Stando alle «definizioni statistiche internazionali», questo dato non viene rapportato all'intera popolazione di età compresa tra i 15 e i 24 anni, ma solo a quella attiva, che rappresenta il 27,4% del totale. Si tratta, in buona sostanza, di quel milione e 660mila persone cui fa riferimento Assolombarda. Per popolazione attiva si intendono quei giovani che sono entrati o cercano di entrare nel mercato del lavoro. Da un punto di vista statistico, rientrano in questa definizione coloro che, nella settimana in cui Istat ha effettuato l'intervista, hanno svolto almeno un'ora di lavoro, hanno cercato un'occupazione oppure hanno dichiarato che la inizieranno entro tre mesi. E appunto il 29,1 per cento di questi soggetti, di questi ragazzi e ragazze considerati popolazione attiva, è risultato essere disoccupato. In numeri assoluti, si tratta di quelle 483mila persone delle quali parlano gli industriali milanesi.
Istat del resto calcola i disoccupati in questo modo non solo rifacendosi agli standard internazionali, ma anche per sottolineare «la partecipazione al mercato del lavoro, perché si tratta di un indicatore economico di un certo interesse», come spiega della Ratta.
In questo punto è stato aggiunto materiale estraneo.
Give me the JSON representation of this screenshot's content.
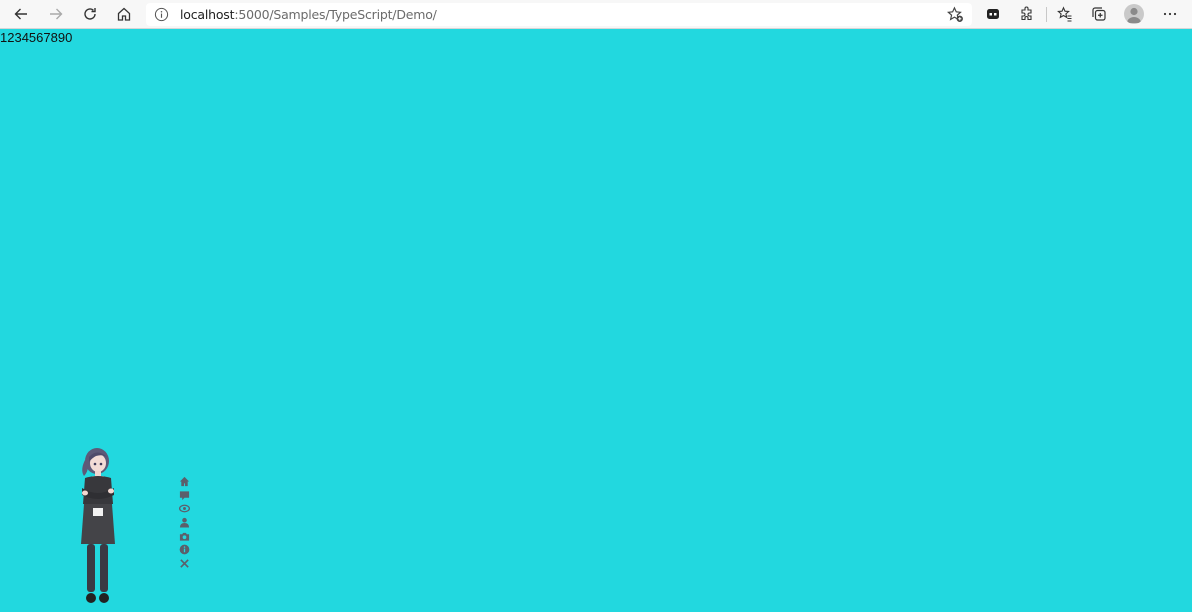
{
  "browser": {
    "address_bar": {
      "url_host": "localhost",
      "url_rest": ":5000/Samples/TypeScript/Demo/"
    },
    "icons": {
      "back": "back-arrow-icon",
      "forward": "forward-arrow-icon",
      "refresh": "refresh-icon",
      "home": "home-icon",
      "site_info": "info-icon",
      "add_favorite": "add-favorite-icon",
      "extension": "extension-icon",
      "extensions": "puzzle-icon",
      "favorites": "favorites-icon",
      "collections": "collections-icon",
      "profile": "profile-avatar-icon",
      "more": "more-options-icon"
    }
  },
  "page": {
    "background_color": "#22d8df",
    "text": "1234567890",
    "live2d_tools": [
      "home-icon",
      "chat-icon",
      "eye-icon",
      "user-icon",
      "camera-icon",
      "info-icon",
      "close-icon"
    ]
  }
}
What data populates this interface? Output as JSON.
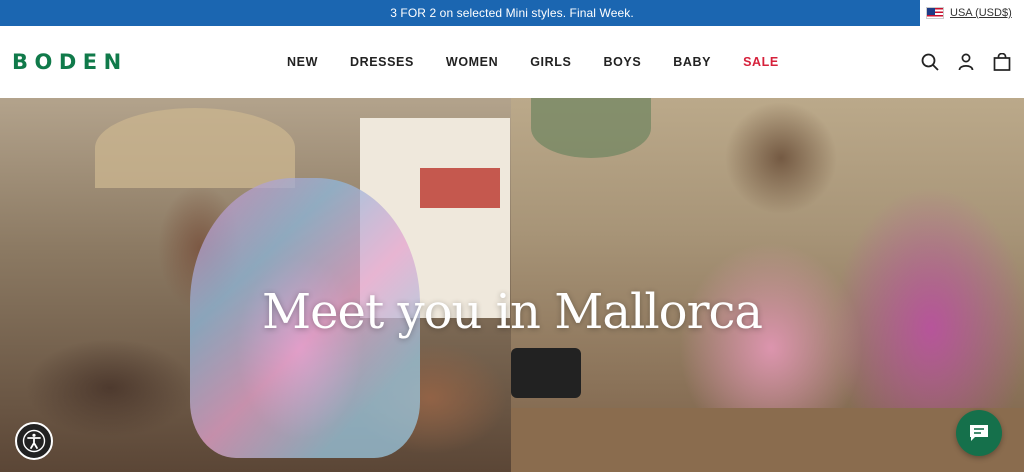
{
  "promo": {
    "text": "3 FOR 2 on selected Mini styles. Final Week."
  },
  "region": {
    "label": "USA (USD$)",
    "flag_icon": "us-flag-icon"
  },
  "header": {
    "logo": "BODEN",
    "nav": [
      {
        "label": "NEW"
      },
      {
        "label": "DRESSES"
      },
      {
        "label": "WOMEN"
      },
      {
        "label": "GIRLS"
      },
      {
        "label": "BOYS"
      },
      {
        "label": "BABY"
      },
      {
        "label": "SALE"
      }
    ],
    "icons": [
      "search-icon",
      "account-icon",
      "bag-icon"
    ]
  },
  "hero": {
    "title": "Meet you in Mallorca"
  },
  "colors": {
    "promo_bg": "#1b66b1",
    "brand_green": "#107a4a",
    "sale_red": "#d6213b",
    "chat_green": "#15704b"
  }
}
Prendere in considerazione persone che rientrano nella fascia di età ma che non cercano di entrare nel mondo del lavoro, banalmente perché stanno finendo le scuole secondarie piuttosto che l'università, renderebbe meno significativo il dato. Detto brutalmente, non ha senso considerare disoccupata una persona che nemmeno sta cercando un'occupazione, nel caso specifico perché è concentrata sugli esami universitari. Quindi per chiarire una volta per tutte si potrebbe dire così: è disoccupato un terzo dei giovani italiani nella fascia d'età 15-24 anni che cercano attivamente lavoro.
Il dato rimane comunque interessante: un terzo dei giovani che tenta di entrare nel mondo del lavoro si trova di fronte a una porta sbarrata. Una situazione preoccupante, che diventa ancora più grave se si considera che oltre ai disoccupati ci sono anche tanti giovani che cercano un accesso al mondo del lavoro attraverso il tirocinio. «Quando si parla dei neet, che di solito la stampa etichetta come dei 'fannulloni', si dimentica che tra questi potrebbero esserci molte persone che non risultano essere studenti né lavoratori perché sono impegnate in uno stage», sottolinea della Ratta, anticipando alla Repubblica degli Stagisti che nel 2012 verrà introdotta anche una domanda relativa ai tirocini. Così che il prossimo anno si avrà il primo dato ufficiale relativo a quanti siano gli stagisti in Italia.